Well, they were looking for somebody with a pompadour.
I was crossin’ the street when shots rang out.
I didn’t know whether to duck or to run, so I ran.
“We got him cornered in the churchyard,” I heard somebody shout.

Well, you saw my picture in the Corpus Christi Tribune. Underneath it,
it said, “A man with no alibi.”
You went out on a limb to testify for me, you said I was with you.
Then when I saw you break down in front of the judge and cry real tears,
It was the best acting I saw anybody do.

Now I’ve always been the kind of person that doesn’t like to trespass
but sometimes you just find yourself over the line.
Oh if there’s an original thought out there, I could use it right now.
You know, I feel pretty good, but that ain’t sayin’ much.
I could feel a whole lot better,
If you were just here by my side to show me how.

Well, I’m standin’ in line in the rain to see a movie starring Gregory Peck,
Yeah, but you know it’s not the one that I had in mind.
He’s got a new one out now, I don’t even know what it’s about
But I’ll see him in anything so I’ll stand in line.

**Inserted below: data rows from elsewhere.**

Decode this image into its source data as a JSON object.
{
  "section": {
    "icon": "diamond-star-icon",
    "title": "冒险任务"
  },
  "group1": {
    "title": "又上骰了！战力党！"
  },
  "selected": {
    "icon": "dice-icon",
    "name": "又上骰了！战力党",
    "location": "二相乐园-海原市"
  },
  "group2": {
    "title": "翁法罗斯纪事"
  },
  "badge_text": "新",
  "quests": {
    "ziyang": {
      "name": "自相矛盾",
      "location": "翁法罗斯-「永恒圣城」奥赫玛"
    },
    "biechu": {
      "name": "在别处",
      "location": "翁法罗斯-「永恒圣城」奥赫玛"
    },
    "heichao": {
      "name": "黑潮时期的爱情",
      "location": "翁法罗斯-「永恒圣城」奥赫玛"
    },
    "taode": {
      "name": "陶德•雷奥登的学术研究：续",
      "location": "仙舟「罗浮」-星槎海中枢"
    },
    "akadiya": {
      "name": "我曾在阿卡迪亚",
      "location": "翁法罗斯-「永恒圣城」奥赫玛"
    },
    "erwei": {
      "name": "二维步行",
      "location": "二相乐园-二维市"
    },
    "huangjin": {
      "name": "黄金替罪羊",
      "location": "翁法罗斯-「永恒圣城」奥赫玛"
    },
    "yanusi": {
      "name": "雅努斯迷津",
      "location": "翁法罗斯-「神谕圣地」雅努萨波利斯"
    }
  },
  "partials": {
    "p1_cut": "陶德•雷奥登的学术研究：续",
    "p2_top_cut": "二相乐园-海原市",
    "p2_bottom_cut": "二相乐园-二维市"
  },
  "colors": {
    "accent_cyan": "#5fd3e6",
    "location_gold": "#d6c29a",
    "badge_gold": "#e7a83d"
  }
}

Brownsville girl with your Brownsville curls,
Teeth like pearls shining like the moon above
Brownsville girl, show me all around the world,
Brownsville girl, you’re my honey love.

You know, it’s funny how things never turn out the way you had ’em planned.
The only thing we knew for sure about Henry Porter
is that his name wasn’t Henry Porter.
And you know there was somethin’ about you baby that I liked
that was always too good for this world
Just like you always said there was somethin’ about me you liked
that I left behind in the French Quarter.

Strange how people who suffer together have stronger connections
than people who are most content.
I don’t have any regrets, they can talk about me plenty when I’m gone.
You always said people don’t do what they believe in,
they just do what’s most convenient, then they repent.
And I always said, “Hang on to me, baby, and let’s hope that the roof stays on.”

There was a movie I seen one time, I think I sat through it twice.
I don’t remember who I was or where I was bound.
All I remember about it was it starred Gregory Peck, he wore a gun
and he was shot in the back.
Seems like a long time ago, long before the stars were torn down.

Brownsville girl with your Brownsville curls,
Teeth like pearls shining like the moon above
Brownsville girl, show me all around the world,
Brownsville girl, you’re my honey love.